Much of the problem lies in overly templatized research design. Too many studies default to generic question sets and abstract metrics that aren’t anchored in the realities of the client’s customer journey. The best insights come from customized approaches that reflect a brand’s unique business model, growth stage, and customer dynamics. And critically, the most effective studies integrate multiple data sources, especially first-party data from CRM, transaction systems, and engagement platforms.

For example, in a recent project for a cloud-based SaaS company, we measured customer commitment using a validated psychometric scale and linked the survey responses to behavioral patterns in the company’s CRM system. This design allowed us to isolate which types of emotional and motivational commitment were most predictive of renewal, expansion, and advocacy. Had we focused solely on indirect metrics like satisfaction, we would have missed the nuances that revealed actionable levers in the client’s marketing mix. Instead, we delivered not only a diagnosis of what mattered but an interactive dashboard that allowed the client to simulate outcomes based on different investment choices.

As marketing leaders continue to face pressure to do more with less, those who take a rigorous, behaviorally anchored approach to insights will be better positioned to justify investment and outperform competitors.
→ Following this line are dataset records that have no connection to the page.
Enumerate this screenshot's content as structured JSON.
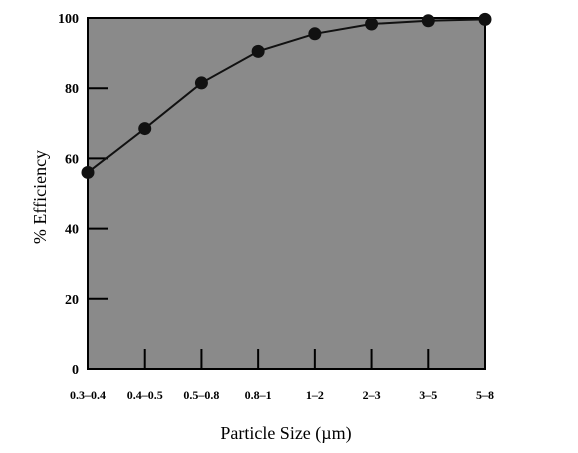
{
  "chart_data": {
    "type": "line",
    "title": "",
    "xlabel": "Particle Size (µm)",
    "ylabel": "% Efficiency",
    "categories": [
      "0.3–0.4",
      "0.4–0.5",
      "0.5–0.8",
      "0.8–1",
      "1–2",
      "2–3",
      "3–5",
      "5–8"
    ],
    "series": [
      {
        "values": [
          56,
          68.5,
          81.5,
          90.5,
          95.5,
          98.3,
          99.2,
          99.6
        ]
      }
    ],
    "ylim": [
      0,
      100
    ],
    "yticks": [
      0,
      20,
      40,
      60,
      80,
      100
    ],
    "grid": false,
    "colors": {
      "plot_background": "#8a8a8a",
      "line": "#111111",
      "marker": "#111111",
      "axis": "#000000"
    }
  }
}
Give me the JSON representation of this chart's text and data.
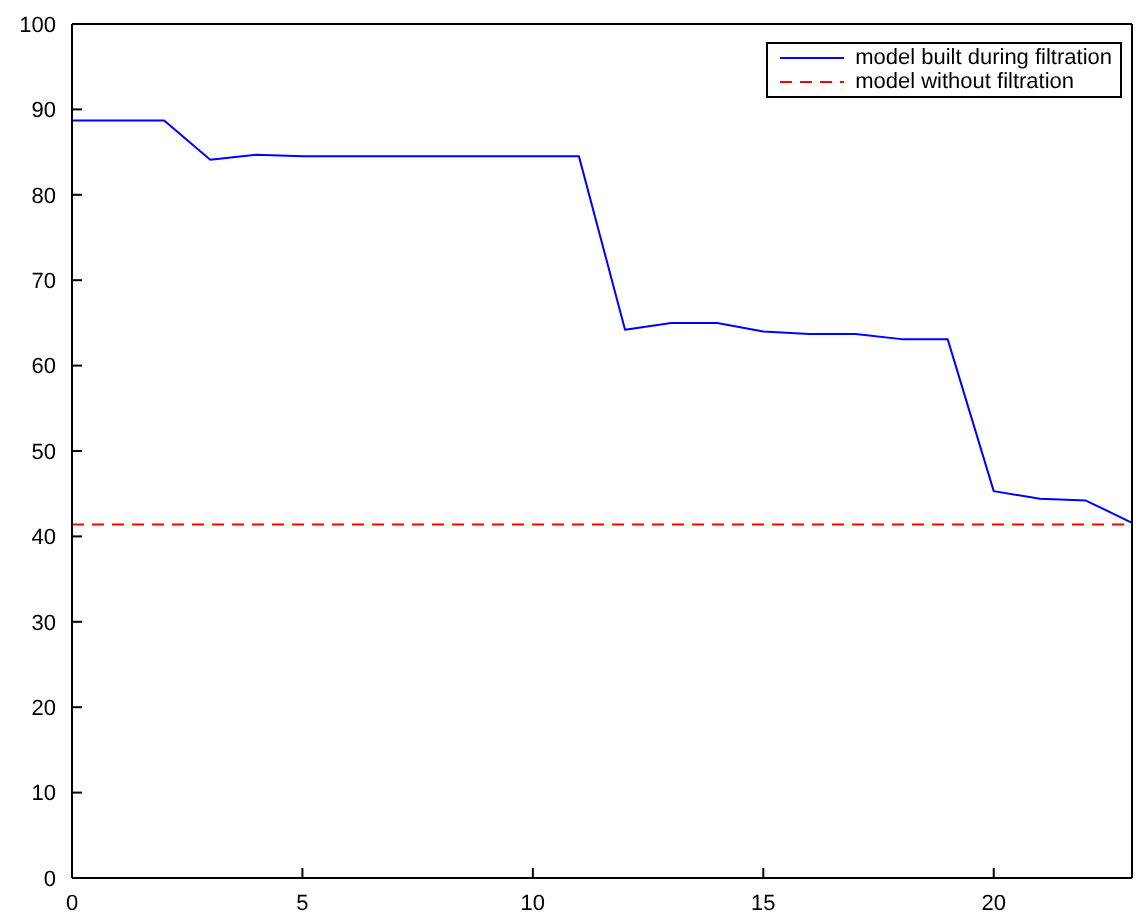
{
  "chart_data": {
    "type": "line",
    "xlim": [
      0,
      23
    ],
    "xticks": [
      0,
      5,
      10,
      15,
      20
    ],
    "ylim": [
      0,
      100
    ],
    "yticks": [
      0,
      10,
      20,
      30,
      40,
      50,
      60,
      70,
      80,
      90,
      100
    ],
    "grid": false,
    "legend": "top right",
    "marker": "none",
    "series": [
      {
        "name": "model built during filtration",
        "color": "#0000ff",
        "line_style": "solid",
        "x": [
          0,
          1,
          2,
          3,
          4,
          5,
          6,
          7,
          8,
          9,
          10,
          11,
          12,
          13,
          14,
          15,
          16,
          17,
          18,
          19,
          20,
          21,
          22,
          23
        ],
        "values": [
          88.7,
          88.7,
          88.7,
          84.1,
          84.7,
          84.5,
          84.5,
          84.5,
          84.5,
          84.5,
          84.5,
          84.5,
          64.2,
          65,
          65,
          64,
          63.7,
          63.7,
          63.1,
          63.1,
          45.3,
          44.4,
          44.2,
          41.6
        ]
      },
      {
        "name": "model without filtration",
        "color": "#ff0000",
        "line_style": "dashed",
        "x": [
          0,
          23
        ],
        "values": [
          41.4,
          41.4
        ]
      }
    ]
  }
}
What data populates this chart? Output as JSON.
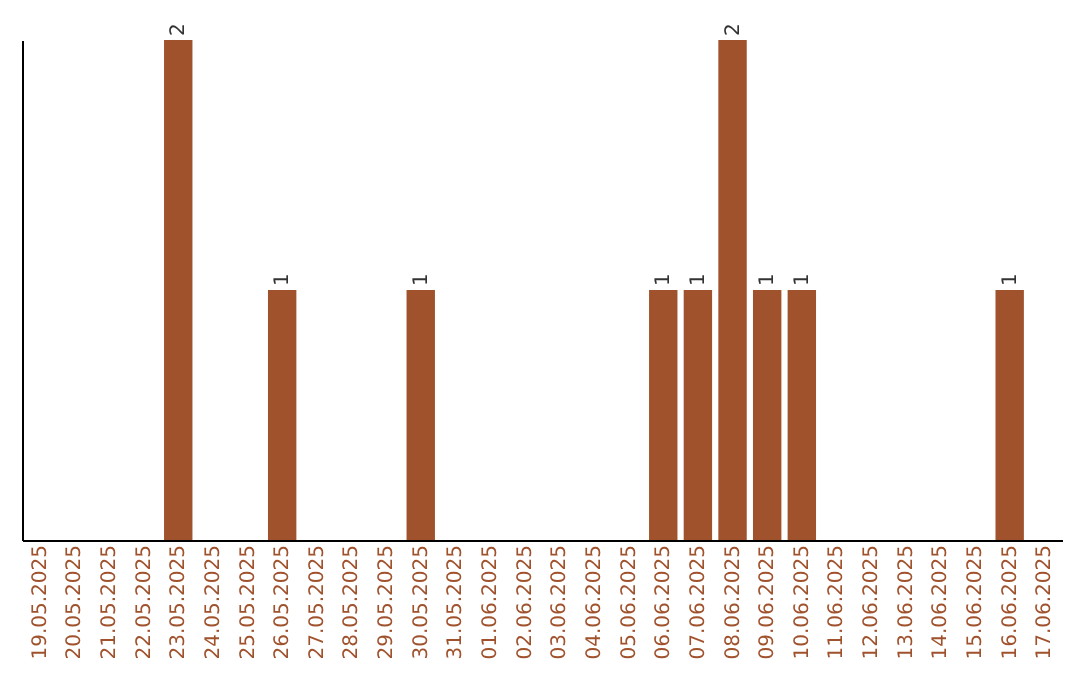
{
  "chart_data": {
    "type": "bar",
    "categories": [
      "19.05.2025",
      "20.05.2025",
      "21.05.2025",
      "22.05.2025",
      "23.05.2025",
      "24.05.2025",
      "25.05.2025",
      "26.05.2025",
      "27.05.2025",
      "28.05.2025",
      "29.05.2025",
      "30.05.2025",
      "31.05.2025",
      "01.06.2025",
      "02.06.2025",
      "03.06.2025",
      "04.06.2025",
      "05.06.2025",
      "06.06.2025",
      "07.06.2025",
      "08.06.2025",
      "09.06.2025",
      "10.06.2025",
      "11.06.2025",
      "12.06.2025",
      "13.06.2025",
      "14.06.2025",
      "15.06.2025",
      "16.06.2025",
      "17.06.2025"
    ],
    "values": [
      0,
      0,
      0,
      0,
      2,
      0,
      0,
      1,
      0,
      0,
      0,
      1,
      0,
      0,
      0,
      0,
      0,
      0,
      1,
      1,
      2,
      1,
      1,
      0,
      0,
      0,
      0,
      0,
      1,
      0
    ],
    "value_labels": [
      null,
      null,
      null,
      null,
      "2",
      null,
      null,
      "1",
      null,
      null,
      null,
      "1",
      null,
      null,
      null,
      null,
      null,
      null,
      "1",
      "1",
      "2",
      "1",
      "1",
      null,
      null,
      null,
      null,
      null,
      "1",
      null
    ],
    "color": "#a0522d",
    "ylim": [
      0,
      2
    ],
    "tick_labels": "x",
    "grid": false
  }
}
Traditional metrics such as satisfaction and NPS have a role to play, but the best research designs offer a more robust diagnostic model that links motivations, emotions, and perceptions to actual behavior.
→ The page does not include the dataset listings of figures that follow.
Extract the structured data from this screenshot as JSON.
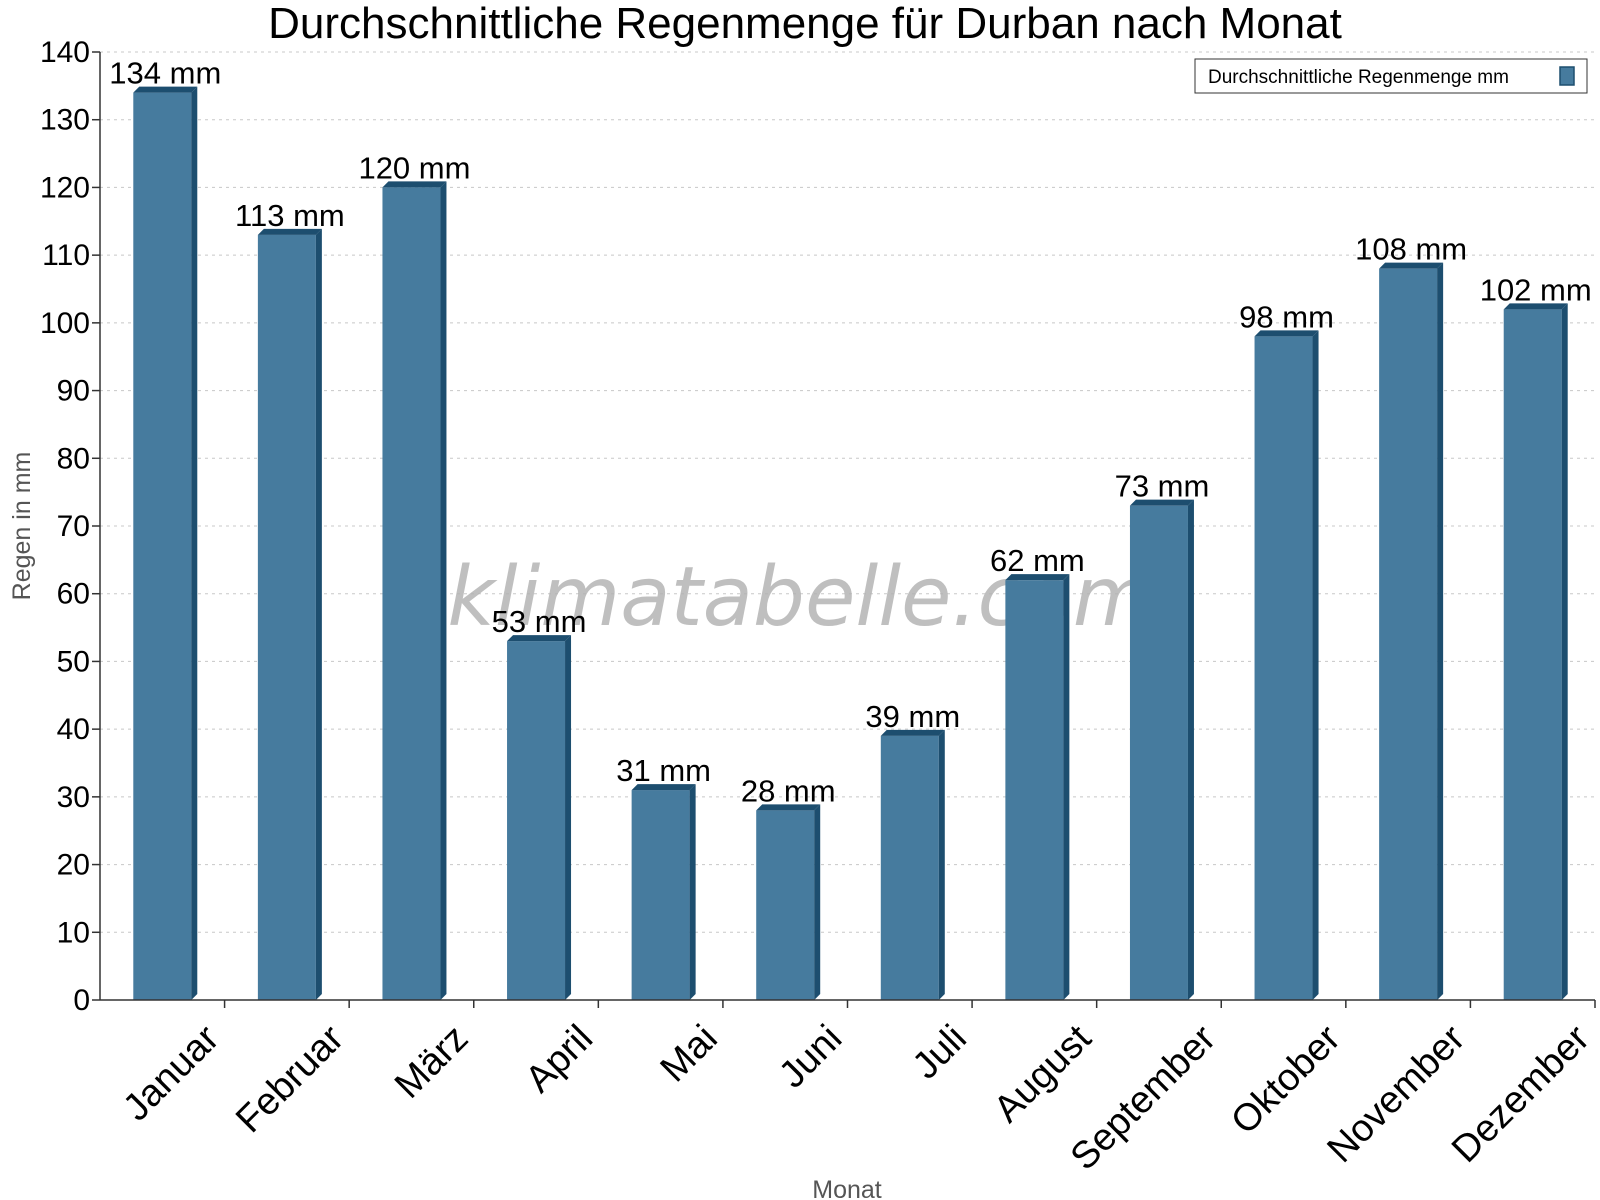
{
  "chart_data": {
    "type": "bar",
    "title": "Durchschnittliche Regenmenge für Durban nach Monat",
    "xlabel": "Monat",
    "ylabel": "Regen in mm",
    "ylim": [
      0,
      140
    ],
    "ytick_step": 10,
    "grid": true,
    "legend_position": "top-right",
    "categories": [
      "Januar",
      "Februar",
      "März",
      "April",
      "Mai",
      "Juni",
      "Juli",
      "August",
      "September",
      "Oktober",
      "November",
      "Dezember"
    ],
    "series": [
      {
        "name": "Durchschnittliche Regenmenge mm",
        "values": [
          134,
          113,
          120,
          53,
          31,
          28,
          39,
          62,
          73,
          98,
          108,
          102
        ],
        "labels": [
          "134 mm",
          "113 mm",
          "120 mm",
          "53 mm",
          "31 mm",
          "28 mm",
          "39 mm",
          "62 mm",
          "73 mm",
          "98 mm",
          "108 mm",
          "102 mm"
        ],
        "color": "#467b9e",
        "color_dark": "#1d4e6f"
      }
    ]
  },
  "watermark": "klimatabelle.com"
}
At Conclusive, we advocate for open-source research design: methodologies that are transparent, purpose-built, and reproducible. There are no black boxes. Our work on customer commitment is a good example. It is grounded in a validated psychometric framework that was published in a peer-reviewed journal and pressure-tested across industries. But the end-result was a decision model the client could use with confidence because, while it had been developed by leaders in the research and academic community, it was tailored to the management’s specific needs, challenges, and business context.